07 April 2008

Mathematicians, we want our word back

Article: At 78, scientist hopes for proof soon that he was right about the Universe
Source: http://www.timesonline.co.uk/tol/news/uk/science/article3701645.ece

Excerpt: The Higgs boson was the professor’s elegant 1964 solution to one of the great problems with the standard model of physics – how matter has mass and thus exists in a form that allows it to make stars, planets and people. He proposed that the universe is pervaded by an invisible field of bosons that consist of mass but little else.

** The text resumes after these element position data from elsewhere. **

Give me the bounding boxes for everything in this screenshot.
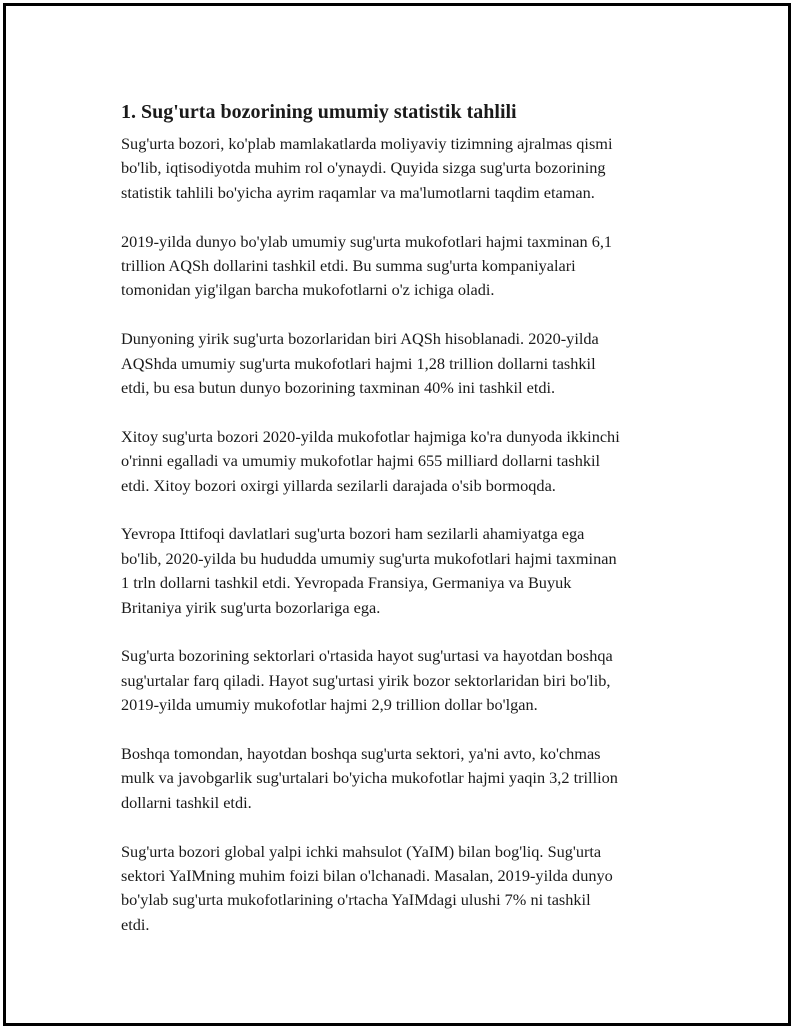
paragraph-4 — [121, 425, 701, 498]
paragraph-line: 1 trln dollarni tashkil etdi. Yevropada Fransiya, Germaniya va Buyuk — [121, 573, 572, 593]
paragraph-line: bo'lib, iqtisodiyotda muhim rol o'ynaydi. Quyida sizga sug'urta bozorining — [121, 158, 606, 178]
paragraph-line: tomonidan yig'ilgan barcha mukofotlarni o'z ichiga oladi. — [121, 280, 495, 300]
paragraph-2 — [121, 230, 701, 303]
page-frame — [3, 3, 791, 1026]
paragraph-line: bo'lib, 2020-yilda bu hududda umumiy sug'urta mukofotlari hajmi taxminan — [121, 548, 617, 568]
paragraph-line: trillion AQSh dollarini tashkil etdi. Bu summa sug'urta kompaniyalari — [121, 256, 576, 276]
paragraph-line: statistik tahlili bo'yicha ayrim raqamlar va ma'lumotlarni taqdim etaman. — [121, 182, 595, 202]
paragraph-line: 2019-yilda dunyo bo'ylab umumiy sug'urta mukofotlari hajmi taxminan 6,1 — [121, 231, 613, 251]
paragraph-line: etdi. Xitoy bozori oxirgi yillarda sezilarli darajada o'sib bormoqda. — [121, 475, 556, 495]
paragraph-line: Boshqa tomondan, hayotdan boshqa sug'urta sektori, ya'ni avto, ko'chmas — [121, 744, 601, 764]
paragraph-line: etdi. — [121, 914, 150, 934]
paragraph-5 — [121, 522, 701, 620]
paragraph-line: Sug'urta bozori global yalpi ichki mahsulot (YaIM) bilan bog'liq. Sug'urta — [121, 841, 602, 861]
paragraph-line: sug'urtalar farq qiladi. Hayot sug'urtasi yirik bozor sektorlaridan biri bo'lib, — [121, 670, 611, 690]
paragraph-8 — [121, 840, 701, 938]
paragraph-line: etdi, bu esa butun dunyo bozorining taxminan 40% ini tashkil etdi. — [121, 378, 556, 398]
paragraph-line: Dunyoning yirik sug'urta bozorlaridan biri AQSh hisoblanadi. 2020-yilda — [121, 329, 599, 349]
paragraph-line: dollarni tashkil etdi. — [121, 792, 252, 812]
paragraph-line: sektori YaIMning muhim foizi bilan o'lchanadi. Masalan, 2019-yilda dunyo — [121, 866, 613, 886]
paragraph-7 — [121, 742, 701, 815]
paragraph-line: Yevropa Ittifoqi davlatlari sug'urta bozori ham sezilarli ahamiyatga ega — [121, 524, 585, 544]
paragraph-line: Sug'urta bozori, ko'plab mamlakatlarda moliyaviy tizimning ajralmas qismi — [121, 134, 613, 153]
paragraph-line: mulk va javobgarlik sug'urtalari bo'yicha mukofotlar hajmi yaqin 3,2 trillion — [121, 768, 618, 788]
paragraph-line: Xitoy sug'urta bozori 2020-yilda mukofotlar hajmiga ko'ra dunyoda ikkinchi — [121, 426, 620, 446]
paragraph-line: o'rinni egalladi va umumiy mukofotlar hajmi 655 milliard dollarni tashkil — [121, 451, 601, 471]
paragraph-line: Sug'urta bozorining sektorlari o'rtasida hayot sug'urtasi va hayotdan boshqa — [121, 646, 613, 666]
paragraph-line: 2019-yilda umumiy mukofotlar hajmi 2,9 trillion dollar bo'lgan. — [121, 695, 538, 715]
paragraph-6 — [121, 644, 701, 717]
document-title: 1. Sug'urta bozorining umumiy statistik tahlili — [121, 101, 517, 123]
paragraph-line: AQShda umumiy sug'urta mukofotlari hajmi 1,28 trillion dollarni tashkil — [121, 353, 596, 373]
document-body — [121, 98, 701, 962]
paragraph-line: bo'ylab sug'urta mukofotlarining o'rtacha YaIMdagi ulushi 7% ni tashkil — [121, 890, 591, 910]
paragraph-3 — [121, 327, 701, 400]
paragraph-line: Britaniya yirik sug'urta bozorlariga ega. — [121, 597, 381, 617]
paragraph-1 — [121, 132, 701, 205]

Elegant: (credit - www.dictionary.com)
1. tastefully fine or luxurious in dress, style, design, etc.: elegant furnishings.
2. gracefully refined and dignified, as in tastes, habits, or literary style: an elegant young gentleman; an elegant prosodist.
3. graceful in form or movement: an elegant wave of the hand.
4. appropriate to refined taste: a man devoted to elegant pursuits.
5. excellent; fine; superior: an absolutely elegant wine.
6. (of scientific, technical, or mathematical theories, solutions, etc.) gracefully concise and simple; admirably succinct.

I concede that there is a dictionary definition putting the word "elegant" in the context of math and science. To me, the connotation of the word has an entirely artistic aesthetic - of beauty and refinement, not brute force arithmetic and theory. It's a woman in an evening gown. The word should be reserved for definitions 1-5.

It pisses me off when dudes with Vulcan brains steal our s*. Not to say that I don't have dear friends that are math-savvy - some of the greatest folks I know in fact! But I have met the seedy underbelly of the math world and they shouldn't be using this word in context six, because - it just doesn't fit into an equation.